LinearRegression(normalize=True)

In [8]:
# Test Predictions
from sklearn import metrics
lrm_predict = lrm.predict(x_test)
print("Linear Regression Model Accuracy = " + str(np.round(metrics.r2_score(y_test, lrm_predict)*100,2)) + "%")

Linear Regression Model Accuracy = 91.47%


### Zip file for registering into SAS Model Manager

In [9]:
# Model name within SAS Model Manager
model_prefix = "LinearRegression"
# Directory location for the model files
zip_folder = Path.cwd() / "data/USAHousingModels/LinearRegression" # Changes required by user
# Output variables expected in SAS Model Manager
score_metrics = ["EM_PREDICTION"]

pzmm.PickleModel.pickle_trained_model(
    model_prefix=model_prefix,
    trained_model=lrm,
    pickle_path=zip_folder
)

Model LinearRegression was successfully pickled and saved to ~\data\USAHousingModels\LinearRegression\LinearRegression.pickle.


In [10]:
def write_json_files(data, predict, target, path, prefix):    
    # Write input variable mapping to a json file
    pzmm.JSONFiles.write_var_json(input_data=data[predict], is_input=True, json_path=path)
    
    # Set output variables and assign an event threshold, then write output variable mapping
    output_var = pd.DataFrame(columns=score_metrics, data=[[0.5]]) # data argument includes example expected types for outputs
    pzmm.JSONFiles.write_var_json(output_var, is_input=False, json_path=path)
        
    # Write model properties to a json file
    pzmm.JSONFiles.write_model_properties_json(
        model_name=prefix, 
        target_variable=target, # Target variable to make predictions about 
        json_path=path, 
        model_desc=f"Description for the {prefix} model.",
        model_algorithm="",
        modeler="sasdemo",
    )
    
    # Write model metadata to a json file so that SAS Model Manager can properly identify all model files
    pzmm.JSONFiles.write_file_metadata_json(model_prefix=prefix, json_path=path)

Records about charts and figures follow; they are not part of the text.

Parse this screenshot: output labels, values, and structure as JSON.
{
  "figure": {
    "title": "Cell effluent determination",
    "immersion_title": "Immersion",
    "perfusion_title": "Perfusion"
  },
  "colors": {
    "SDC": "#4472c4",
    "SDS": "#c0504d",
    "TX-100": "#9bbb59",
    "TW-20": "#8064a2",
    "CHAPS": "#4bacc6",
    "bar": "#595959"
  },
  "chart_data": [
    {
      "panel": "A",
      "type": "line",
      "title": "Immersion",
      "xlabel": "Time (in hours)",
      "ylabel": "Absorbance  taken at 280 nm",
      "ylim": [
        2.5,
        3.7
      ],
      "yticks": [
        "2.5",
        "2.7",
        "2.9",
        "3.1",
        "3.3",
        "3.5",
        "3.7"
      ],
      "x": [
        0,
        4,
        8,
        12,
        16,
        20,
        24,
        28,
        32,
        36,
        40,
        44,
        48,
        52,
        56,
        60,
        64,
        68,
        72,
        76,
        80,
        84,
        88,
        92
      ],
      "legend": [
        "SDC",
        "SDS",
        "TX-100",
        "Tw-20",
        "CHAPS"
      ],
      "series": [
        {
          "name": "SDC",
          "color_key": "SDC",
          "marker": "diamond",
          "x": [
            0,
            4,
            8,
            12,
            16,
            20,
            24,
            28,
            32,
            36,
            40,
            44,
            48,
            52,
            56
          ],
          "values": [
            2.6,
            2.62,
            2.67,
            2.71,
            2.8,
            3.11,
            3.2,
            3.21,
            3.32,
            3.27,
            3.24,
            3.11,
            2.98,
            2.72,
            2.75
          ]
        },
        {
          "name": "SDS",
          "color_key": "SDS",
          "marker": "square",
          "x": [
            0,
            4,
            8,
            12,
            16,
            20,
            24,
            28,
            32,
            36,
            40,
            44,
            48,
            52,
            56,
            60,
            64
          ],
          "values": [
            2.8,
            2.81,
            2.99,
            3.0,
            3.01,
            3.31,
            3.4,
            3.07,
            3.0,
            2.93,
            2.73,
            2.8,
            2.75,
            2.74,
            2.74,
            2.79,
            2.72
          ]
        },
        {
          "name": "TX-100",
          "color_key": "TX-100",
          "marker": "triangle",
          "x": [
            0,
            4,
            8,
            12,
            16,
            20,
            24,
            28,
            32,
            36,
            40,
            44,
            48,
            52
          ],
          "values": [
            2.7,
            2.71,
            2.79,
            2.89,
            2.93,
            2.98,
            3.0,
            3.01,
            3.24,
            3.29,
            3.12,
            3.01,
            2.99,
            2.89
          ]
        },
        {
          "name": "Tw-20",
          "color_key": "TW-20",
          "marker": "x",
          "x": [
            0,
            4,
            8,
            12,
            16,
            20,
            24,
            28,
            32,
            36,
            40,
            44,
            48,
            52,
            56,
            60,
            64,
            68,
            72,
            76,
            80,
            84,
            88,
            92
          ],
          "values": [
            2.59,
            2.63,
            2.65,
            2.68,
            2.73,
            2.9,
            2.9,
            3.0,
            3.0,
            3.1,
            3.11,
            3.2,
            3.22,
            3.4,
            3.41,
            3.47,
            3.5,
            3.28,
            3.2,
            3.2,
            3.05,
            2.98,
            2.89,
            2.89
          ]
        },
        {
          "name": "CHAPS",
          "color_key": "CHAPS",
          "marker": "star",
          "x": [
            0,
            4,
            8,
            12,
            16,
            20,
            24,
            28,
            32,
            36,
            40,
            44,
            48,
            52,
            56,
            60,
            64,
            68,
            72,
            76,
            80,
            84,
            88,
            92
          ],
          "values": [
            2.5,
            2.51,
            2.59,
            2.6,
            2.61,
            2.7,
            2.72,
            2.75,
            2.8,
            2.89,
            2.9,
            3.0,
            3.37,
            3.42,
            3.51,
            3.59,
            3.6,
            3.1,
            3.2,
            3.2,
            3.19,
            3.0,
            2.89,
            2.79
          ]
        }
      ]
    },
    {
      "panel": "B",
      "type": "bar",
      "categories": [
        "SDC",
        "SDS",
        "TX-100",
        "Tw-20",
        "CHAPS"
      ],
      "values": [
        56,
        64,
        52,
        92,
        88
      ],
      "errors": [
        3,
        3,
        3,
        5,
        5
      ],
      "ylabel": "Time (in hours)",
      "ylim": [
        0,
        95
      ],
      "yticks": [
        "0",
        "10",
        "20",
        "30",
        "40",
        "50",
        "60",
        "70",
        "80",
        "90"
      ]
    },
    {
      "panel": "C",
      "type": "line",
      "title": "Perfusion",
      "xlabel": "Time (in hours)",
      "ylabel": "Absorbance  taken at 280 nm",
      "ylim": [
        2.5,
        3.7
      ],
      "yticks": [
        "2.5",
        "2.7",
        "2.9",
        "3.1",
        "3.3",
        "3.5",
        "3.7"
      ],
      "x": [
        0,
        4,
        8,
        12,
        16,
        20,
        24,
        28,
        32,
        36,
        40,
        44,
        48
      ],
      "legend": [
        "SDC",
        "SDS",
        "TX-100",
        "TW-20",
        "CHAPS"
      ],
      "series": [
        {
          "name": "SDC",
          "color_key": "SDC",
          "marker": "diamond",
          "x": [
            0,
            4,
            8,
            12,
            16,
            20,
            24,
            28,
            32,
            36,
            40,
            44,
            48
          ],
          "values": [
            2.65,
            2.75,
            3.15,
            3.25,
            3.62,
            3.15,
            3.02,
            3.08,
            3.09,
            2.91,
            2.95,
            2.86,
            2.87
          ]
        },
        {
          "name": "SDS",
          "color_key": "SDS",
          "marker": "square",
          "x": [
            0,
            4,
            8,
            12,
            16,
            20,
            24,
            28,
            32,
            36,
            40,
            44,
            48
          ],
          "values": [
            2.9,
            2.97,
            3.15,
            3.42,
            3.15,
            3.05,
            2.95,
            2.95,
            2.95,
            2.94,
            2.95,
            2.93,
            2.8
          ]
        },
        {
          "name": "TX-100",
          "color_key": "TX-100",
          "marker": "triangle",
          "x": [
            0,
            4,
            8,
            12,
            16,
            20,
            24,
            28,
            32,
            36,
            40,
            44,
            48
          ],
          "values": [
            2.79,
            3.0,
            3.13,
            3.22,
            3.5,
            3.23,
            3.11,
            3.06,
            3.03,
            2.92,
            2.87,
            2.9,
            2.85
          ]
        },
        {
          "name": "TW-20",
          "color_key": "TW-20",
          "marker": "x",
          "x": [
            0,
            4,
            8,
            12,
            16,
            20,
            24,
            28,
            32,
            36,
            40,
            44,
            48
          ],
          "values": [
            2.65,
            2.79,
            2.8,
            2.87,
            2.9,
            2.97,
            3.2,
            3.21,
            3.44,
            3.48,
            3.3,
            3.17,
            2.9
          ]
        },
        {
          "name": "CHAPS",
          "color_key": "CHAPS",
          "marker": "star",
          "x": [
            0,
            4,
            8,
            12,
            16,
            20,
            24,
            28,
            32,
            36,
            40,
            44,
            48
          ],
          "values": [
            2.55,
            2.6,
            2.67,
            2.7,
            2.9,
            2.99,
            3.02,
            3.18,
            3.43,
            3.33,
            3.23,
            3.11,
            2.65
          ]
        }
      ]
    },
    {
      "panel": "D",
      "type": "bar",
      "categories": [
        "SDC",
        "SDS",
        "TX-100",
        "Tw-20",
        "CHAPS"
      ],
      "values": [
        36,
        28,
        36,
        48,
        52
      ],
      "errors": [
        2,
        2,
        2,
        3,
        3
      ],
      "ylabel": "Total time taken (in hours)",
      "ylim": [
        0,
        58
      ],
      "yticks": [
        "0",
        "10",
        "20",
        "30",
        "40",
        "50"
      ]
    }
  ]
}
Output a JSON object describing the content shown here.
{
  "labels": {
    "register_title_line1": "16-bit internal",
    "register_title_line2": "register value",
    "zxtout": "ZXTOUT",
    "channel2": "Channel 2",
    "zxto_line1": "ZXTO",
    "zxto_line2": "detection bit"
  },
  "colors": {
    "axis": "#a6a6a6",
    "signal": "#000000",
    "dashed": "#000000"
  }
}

write_json_files(housing_data, predictor_columns, target_column, zip_folder, model_prefix)

inputVar.json was successfully written and saved to ~\data\USAHousingModels\LinearRegression\inputVar.json
outputVar.json was successfully written and saved to ~\data\USAHousingModels\LinearRegression\outputVar.json
ModelProperties.json was successfully written and saved to ~\data\USAHousingModels\LinearRegression\ModelProperties.json
fileMetadata.json was successfully written and saved to ~\data\USAHousingModels\LinearRegression\fileMetadata.json


In [11]:
import getpass
username = getpass.getpass()
password = getpass.getpass()
host = "demo.sas.com" # Changes required by user
sess = Session(host, username, password, protocol="http") # For TLS-enabled servers, change protocol value to "https"

In [12]:
model_response = pzmm.ImportModel.import_model(
    model_files=zip_folder, # Where are the model files?
    model_prefix=model_prefix, # What is the model name?
    project="RegressionModelExample", # What is the project name?
    input_data=x, # What does example input data look like?
    predict_method=[lrm.predict, [float]], # What is the predict method and what does it return?
    score_metrics=score_metrics, # What are the output variables?
    overwrite_model=True, # Overwrite the model if it already exists?
    model_file_name=model_prefix + ".pickle", # How was the model file serialized?
    missing_values=True # Does the data include missing values?
)

Model score code was written successfully to ~\data\USAHousingModels\LinearRegression\score_LinearRegression.py and uploaded to SAS Model Manager.
All model files were zipped to ~\data\USAHousingModels\LinearRegression.


  warn(f"No project with the name or UUID {project} was found.")


A new project named RegressionModelExample was created.
Model was successfully imported into SAS Model Manager as LinearRegression with the following UUID: b9936acb-6668-4b41-906f-171954f74d30.